8月26日放送の第7話が3.6%の記録的低視聴率で話題になったドラマ『あすなろ三三七拍子』(フジテレビ系毎週火曜21:00~)。9月2日放送の第8話は5.5%とやや盛り返したものの、平均視聴率ではいまだ最下位に停滞している。
しかし、その一方で涙腺崩壊者を続出させ、『YAHOO!テレビ』「ドラマクチコミランキング」であの『HERO』に迫る33番組中5位に浮上。

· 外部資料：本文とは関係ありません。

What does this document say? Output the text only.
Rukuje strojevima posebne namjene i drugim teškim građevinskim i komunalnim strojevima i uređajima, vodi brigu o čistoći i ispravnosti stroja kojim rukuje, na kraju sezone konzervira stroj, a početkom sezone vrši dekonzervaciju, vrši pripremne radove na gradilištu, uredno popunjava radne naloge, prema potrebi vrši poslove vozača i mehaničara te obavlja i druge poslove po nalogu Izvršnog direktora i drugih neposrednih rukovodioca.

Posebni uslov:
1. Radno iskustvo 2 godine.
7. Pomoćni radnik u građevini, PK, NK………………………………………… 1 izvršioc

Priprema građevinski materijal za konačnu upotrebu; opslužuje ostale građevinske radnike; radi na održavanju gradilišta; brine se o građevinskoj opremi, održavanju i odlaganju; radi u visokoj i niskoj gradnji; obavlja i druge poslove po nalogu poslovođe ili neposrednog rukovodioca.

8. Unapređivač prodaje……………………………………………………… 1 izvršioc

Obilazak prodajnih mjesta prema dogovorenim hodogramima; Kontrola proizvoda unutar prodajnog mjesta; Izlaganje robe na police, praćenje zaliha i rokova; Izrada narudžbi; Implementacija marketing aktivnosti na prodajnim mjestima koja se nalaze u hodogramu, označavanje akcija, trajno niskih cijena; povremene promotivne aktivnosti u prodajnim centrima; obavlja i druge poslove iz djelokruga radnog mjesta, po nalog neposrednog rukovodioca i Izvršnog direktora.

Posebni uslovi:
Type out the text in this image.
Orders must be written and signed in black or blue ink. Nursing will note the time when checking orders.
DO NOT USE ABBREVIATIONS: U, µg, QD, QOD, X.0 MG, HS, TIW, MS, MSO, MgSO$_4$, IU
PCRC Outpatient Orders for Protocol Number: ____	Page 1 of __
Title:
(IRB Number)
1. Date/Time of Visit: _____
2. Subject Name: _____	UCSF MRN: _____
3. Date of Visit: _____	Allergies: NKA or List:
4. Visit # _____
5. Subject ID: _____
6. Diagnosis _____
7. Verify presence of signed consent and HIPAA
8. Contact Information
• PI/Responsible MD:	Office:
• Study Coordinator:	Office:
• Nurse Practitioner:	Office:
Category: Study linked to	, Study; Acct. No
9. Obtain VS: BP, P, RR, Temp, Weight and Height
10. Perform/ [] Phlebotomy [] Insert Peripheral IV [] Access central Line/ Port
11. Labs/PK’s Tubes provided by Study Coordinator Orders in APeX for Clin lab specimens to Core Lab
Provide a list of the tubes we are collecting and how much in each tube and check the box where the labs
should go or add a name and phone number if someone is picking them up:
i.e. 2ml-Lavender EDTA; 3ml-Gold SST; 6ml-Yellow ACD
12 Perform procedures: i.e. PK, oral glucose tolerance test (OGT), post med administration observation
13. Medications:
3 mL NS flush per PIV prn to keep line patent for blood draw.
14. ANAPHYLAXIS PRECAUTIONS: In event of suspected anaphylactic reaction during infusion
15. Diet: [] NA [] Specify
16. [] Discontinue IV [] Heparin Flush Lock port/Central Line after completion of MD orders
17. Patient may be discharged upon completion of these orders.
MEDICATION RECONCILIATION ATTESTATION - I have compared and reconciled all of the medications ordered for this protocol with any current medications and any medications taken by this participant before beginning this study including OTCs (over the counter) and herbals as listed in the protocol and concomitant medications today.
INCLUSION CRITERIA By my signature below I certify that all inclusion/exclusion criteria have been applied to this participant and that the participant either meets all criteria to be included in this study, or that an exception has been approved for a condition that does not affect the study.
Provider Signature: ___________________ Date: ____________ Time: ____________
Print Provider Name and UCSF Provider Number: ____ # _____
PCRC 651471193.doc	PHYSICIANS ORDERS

先週に限定すると、『HERO』をはるかにしのぎ、朝ドラ『花子とアン』に次ぐ2位を記録している。
しかもそのクチコミは、「毎週家族で涙を流しながら見ています」「文句なしで今クール一番」「逆に見てない人が残念に感じる」「初めて投稿します。このドラマを応援したいから!」「男の人(主人)がこんなに泣いたのを見るのは初めて」「しょうもない特番に代わるのなら打ち切らないで」と熱狂的なものばかりだ。
さらに、「ドラマ『あすなろ三三七拍子』の完走を見届け、連ドラ打切りシステムを無くそう」という署名ページが生まれるなど、同番組の"応援団"が増え続けている。

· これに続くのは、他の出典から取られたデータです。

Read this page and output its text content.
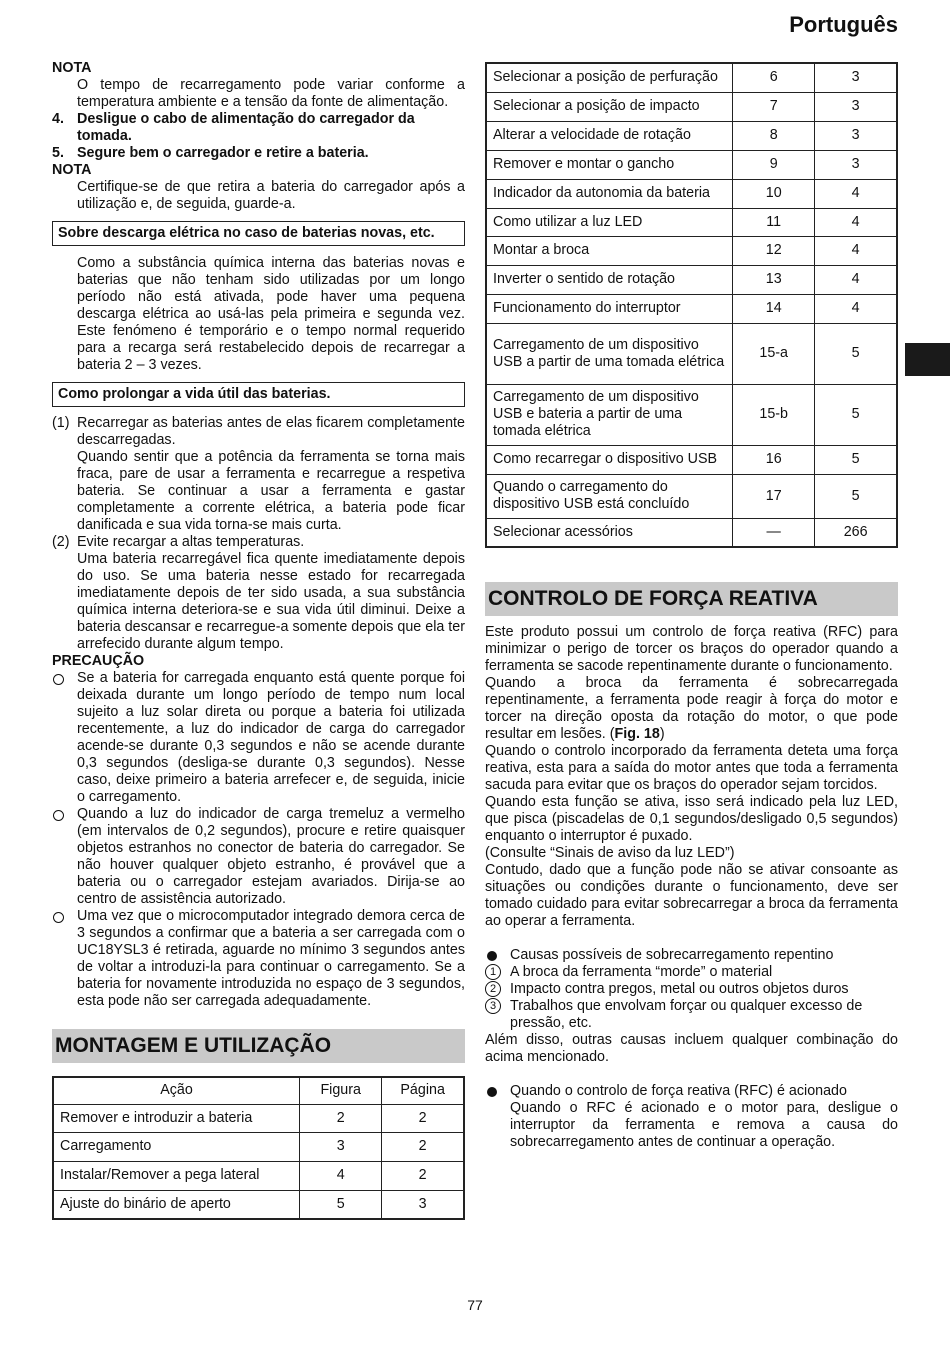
Português

NOTA

O tempo de recarregamento pode variar conforme a temperatura ambiente e a tensão da fonte de alimentação.

4. Desligue o cabo de alimentação do carregador da tomada.
5. Segure bem o carregador e retire a bateria.

NOTA

Certifique-se de que retira a bateria do carregador após a utilização e, de seguida, guarde-a.

Sobre descarga elétrica no caso de baterias novas, etc.

Como a substância química interna das baterias novas e baterias que não tenham sido utilizadas por um longo período não está ativada, pode haver uma pequena descarga elétrica ao usá-las pela primeira e segunda vez. Este fenómeno é temporário e o tempo normal requerido para a recarga será restabelecido depois de recarregar a bateria 2 – 3 vezes.

Como prolongar a vida útil das baterias.

(1) Recarregar as baterias antes de elas ficarem completamente descarregadas.

Quando sentir que a potência da ferramenta se torna mais fraca, pare de usar a ferramenta e recarregue a respetiva bateria. Se continuar a usar a ferramenta e gastar completamente a corrente elétrica, a bateria pode ficar danificada e sua vida torna-se mais curta.

(2) Evite recargar a altas temperaturas.

Uma bateria recarregável fica quente imediatamente depois do uso. Se uma bateria nesse estado for recarregada imediatamente depois de ter sido usada, a sua substância química interna deteriora-se e sua vida útil diminui. Deixe a bateria descansar e recarregue-a somente depois que ela ter arrefecido durante algum tempo.

PRECAUÇÃO

Se a bateria for carregada enquanto está quente porque foi deixada durante um longo período de tempo num local sujeito a luz solar direta ou porque a bateria foi utilizada recentemente, a luz do indicador de carga do carregador acende-se durante 0,3 segundos e não se acende durante 0,3 segundos (desliga-se durante 0,3 segundos). Nesse caso, deixe primeiro a bateria arrefecer e, de seguida, inicie o carregamento.
Quando a luz do indicador de carga tremeluz a vermelho (em intervalos de 0,2 segundos), procure e retire quaisquer objetos estranhos no conector de bateria do carregador. Se não houver qualquer objeto estranho, é provável que a bateria ou o carregador estejam avariados. Dirija-se ao centro de assistência autorizado.
Uma vez que o microcomputador integrado demora cerca de 3 segundos a confirmar que a bateria a ser carregada com o UC18YSL3 é retirada, aguarde no mínimo 3 segundos antes de voltar a introduzi-la para continuar o carregamento. Se a bateria for novamente introduzida no espaço de 3 segundos, esta pode não ser carregada adequadamente.
MONTAGEM E UTILIZAÇÃO
Ação	Figura	Página
Remover e introduzir a bateria	2	2
Carregamento	3	2
Instalar/Remover a pega lateral	4	2
Ajuste do binário de aperto	5	3
Selecionar a posição de perfuração	6	3
Selecionar a posição de impacto	7	3
Alterar a velocidade de rotação	8	3
Remover e montar o gancho	9	3
Indicador da autonomia da bateria	10	4
Como utilizar a luz LED	11	4
Montar a broca	12	4
Inverter o sentido de rotação	13	4
Funcionamento do interruptor	14	4
Carregamento de um dispositivo USB a partir de uma tomada elétrica	15-a	5
Carregamento de um dispositivo USB e bateria a partir de uma tomada elétrica	15-b	5
Como recarregar o dispositivo USB	16	5
Quando o carregamento do dispositivo USB está concluído	17	5
Selecionar acessórios	—	266
CONTROLO DE FORÇA REATIVA

Este produto possui um controlo de força reativa (RFC) para minimizar o perigo de torcer os braços do operador quando a ferramenta se sacode repentinamente durante o funcionamento.

Quando a broca da ferramenta é sobrecarregada repentinamente, a ferramenta pode reagir à força do motor e torcer na direção oposta da rotação do motor, o que pode resultar em lesões. (Fig. 18)

Quando o controlo incorporado da ferramenta deteta uma força reativa, esta para a saída do motor antes que toda a ferramenta sacuda para evitar que os braços do operador sejam torcidos.

Quando esta função se ativa, isso será indicado pela luz LED, que pisca (piscadelas de 0,1 segundos/desligado 0,5 segundos) enquanto o interruptor é puxado.

(Consulte “Sinais de aviso da luz LED”)

Contudo, dado que a função pode não se ativar consoante as situações ou condições durante o funcionamento, deve ser tomado cuidado para evitar sobrecarregar a broca da ferramenta ao operar a ferramenta.

Causas possíveis de sobrecarregamento repentino
1 A broca da ferramenta “morde” o material
2 Impacto contra pregos, metal ou outros objetos duros
3 Trabalhos que envolvam forçar ou qualquer excesso de pressão, etc.

Além disso, outras causas incluem qualquer combinação do acima mencionado.

Quando o controlo de força reativa (RFC) é acionado

Quando o RFC é acionado e o motor para, desligue o interruptor da ferramenta e remova a causa do sobrecarregamento antes de continuar a operação.

77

実際、私も評論家として冷静な目で見ようとしているのだが、毎回泣かされてばかり。放送は残すところ1話のみだが、それでも見る価値のある作品だけに、最終回に向けてその誤解を解き、魅力を伝えていきたい。
痛かった"第ゼロ印象"のつまずき
視聴率低迷の理由は、多くの人が思っている通り、"応援団"というテーマへの違和感が大きい。「汗、涙、一生懸命」でもピンとこない時代なのに、「年功序列、命令、理不尽、しごき」と聞いたら、その入り口だけで敬遠した人が多かったのではないか。

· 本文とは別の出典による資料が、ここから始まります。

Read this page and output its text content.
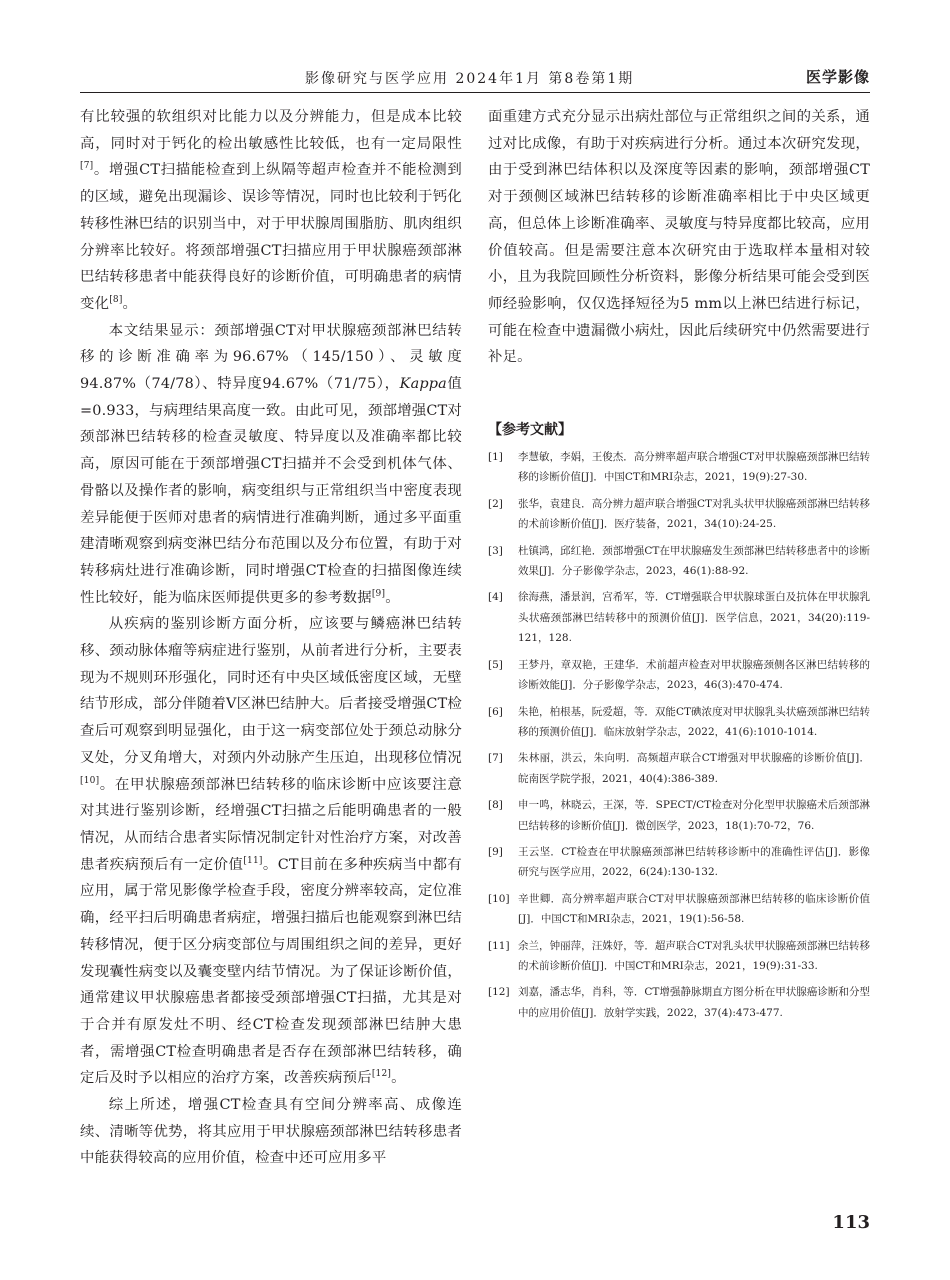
影像研究与医学应用 2024年1月 第8卷第1期	医学影像

有比较强的软组织对比能力以及分辨能力，但是成本比较高，同时对于钙化的检出敏感性比较低，也有一定局限性[7]。增强CT扫描能检查到上纵隔等超声检查并不能检测到的区域，避免出现漏诊、误诊等情况，同时也比较利于钙化转移性淋巴结的识别当中，对于甲状腺周围脂肪、肌肉组织分辨率比较好。将颈部增强CT扫描应用于甲状腺癌颈部淋巴结转移患者中能获得良好的诊断价值，可明确患者的病情变化[8]。

本文结果显示：颈部增强CT对甲状腺癌颈部淋巴结转移的诊断准确率为96.67%（145/150）、灵敏度94.87%（74/78）、特异度94.67%（71/75），Kappa值=0.933，与病理结果高度一致。由此可见，颈部增强CT对颈部淋巴结转移的检查灵敏度、特异度以及准确率都比较高，原因可能在于颈部增强CT扫描并不会受到机体气体、骨骼以及操作者的影响，病变组织与正常组织当中密度表现差异能便于医师对患者的病情进行准确判断，通过多平面重建清晰观察到病变淋巴结分布范围以及分布位置，有助于对转移病灶进行准确诊断，同时增强CT检查的扫描图像连续性比较好，能为临床医师提供更多的参考数据[9]。

从疾病的鉴别诊断方面分析，应该要与鳞癌淋巴结转移、颈动脉体瘤等病症进行鉴别，从前者进行分析，主要表现为不规则环形强化，同时还有中央区域低密度区域，无壁结节形成，部分伴随着Ⅴ区淋巴结肿大。后者接受增强CT检查后可观察到明显强化，由于这一病变部位处于颈总动脉分叉处，分叉角增大，对颈内外动脉产生压迫，出现移位情况[10]。在甲状腺癌颈部淋巴结转移的临床诊断中应该要注意对其进行鉴别诊断，经增强CT扫描之后能明确患者的一般情况，从而结合患者实际情况制定针对性治疗方案，对改善患者疾病预后有一定价值[11]。CT目前在多种疾病当中都有应用，属于常见影像学检查手段，密度分辨率较高，定位准确，经平扫后明确患者病症，增强扫描后也能观察到淋巴结转移情况，便于区分病变部位与周围组织之间的差异，更好发现囊性病变以及囊变壁内结节情况。为了保证诊断价值，通常建议甲状腺癌患者都接受颈部增强CT扫描，尤其是对于合并有原发灶不明、经CT检查发现颈部淋巴结肿大患者，需增强CT检查明确患者是否存在颈部淋巴结转移，确定后及时予以相应的治疗方案，改善疾病预后[12]。

综上所述，增强CT检查具有空间分辨率高、成像连续、清晰等优势，将其应用于甲状腺癌颈部淋巴结转移患者中能获得较高的应用价值，检查中还可应用多平

面重建方式充分显示出病灶部位与正常组织之间的关系，通过对比成像，有助于对疾病进行分析。通过本次研究发现，由于受到淋巴结体积以及深度等因素的影响，颈部增强CT对于颈侧区域淋巴结转移的诊断准确率相比于中央区域更高，但总体上诊断准确率、灵敏度与特异度都比较高，应用价值较高。但是需要注意本次研究由于选取样本量相对较小，且为我院回顾性分析资料，影像分析结果可能会受到医师经验影响，仅仅选择短径为5 mm以上淋巴结进行标记，可能在检查中遗漏微小病灶，因此后续研究中仍然需要进行补足。

【参考文献】
[1] 李慧敏，李娟，王俊杰．高分辨率超声联合增强CT对甲状腺癌颈部淋巴结转移的诊断价值[J]．中国CT和MRI杂志，2021，19(9):27-30.
[2] 张华，袁建良．高分辨力超声联合增强CT对乳头状甲状腺癌颈部淋巴结转移的术前诊断价值[J]．医疗装备，2021，34(10):24-25.
[3] 杜镇鸿，邱红艳．颈部增强CT在甲状腺癌发生颈部淋巴结转移患者中的诊断效果[J]．分子影像学杂志，2023，46(1):88-92.
[4] 徐海燕，潘景润，宫希军，等．CT增强联合甲状腺球蛋白及抗体在甲状腺乳头状癌颈部淋巴结转移中的预测价值[J]．医学信息，2021，34(20):119-121，128.
[5] 王梦丹，章双艳，王建华．术前超声检查对甲状腺癌颈侧各区淋巴结转移的诊断效能[J]．分子影像学杂志，2023，46(3):470-474.
[6] 朱艳，柏根基，阮爱超，等．双能CT碘浓度对甲状腺乳头状癌颈部淋巴结转移的预测价值[J]．临床放射学杂志，2022，41(6):1010-1014.
[7] 朱林丽，洪云，朱向明．高频超声联合CT增强对甲状腺癌的诊断价值[J]．皖南医学院学报，2021，40(4):386-389.
[8] 申一鸣，林晓云，王深，等．SPECT/CT检查对分化型甲状腺癌术后颈部淋巴结转移的诊断价值[J]．微创医学，2023，18(1):70-72，76.
[9] 王云坚．CT检查在甲状腺癌颈部淋巴结转移诊断中的准确性评估[J]．影像研究与医学应用，2022，6(24):130-132.
[10] 辛世卿．高分辨率超声联合CT对甲状腺癌颈部淋巴结转移的临床诊断价值[J]．中国CT和MRI杂志，2021，19(1):56-58.
[11] 余兰，钟丽萍，汪姝妤，等．超声联合CT对乳头状甲状腺癌颈部淋巴结转移的术前诊断价值[J]．中国CT和MRI杂志，2021，19(9):31-33.
[12] 刘嘉，潘志华，肖科，等．CT增强静脉期直方图分析在甲状腺癌诊断和分型中的应用价值[J]．放射学实践，2022，37(4):473-477.
113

しかも、「"おっさん"の柳葉敏郎が団長になる」荒唐無稽な設定と、ネットで叩かれやすいキャストたちの共演が知れ渡ったことで、スタート前からその流れが加速度を増した。一度も見てないのに、「意味不明」「時代遅れ」「暑苦しいだけ」などのネガティブなクチコミが飛び交い、事態はどんどん悪化。言わば、第一印象以前の"第ゼロ印象"が極めて悪かったのだ。そして案の定、初回視聴率は今期プライムタイム(19~23時)最低のわずか7.7%に留まってしまった。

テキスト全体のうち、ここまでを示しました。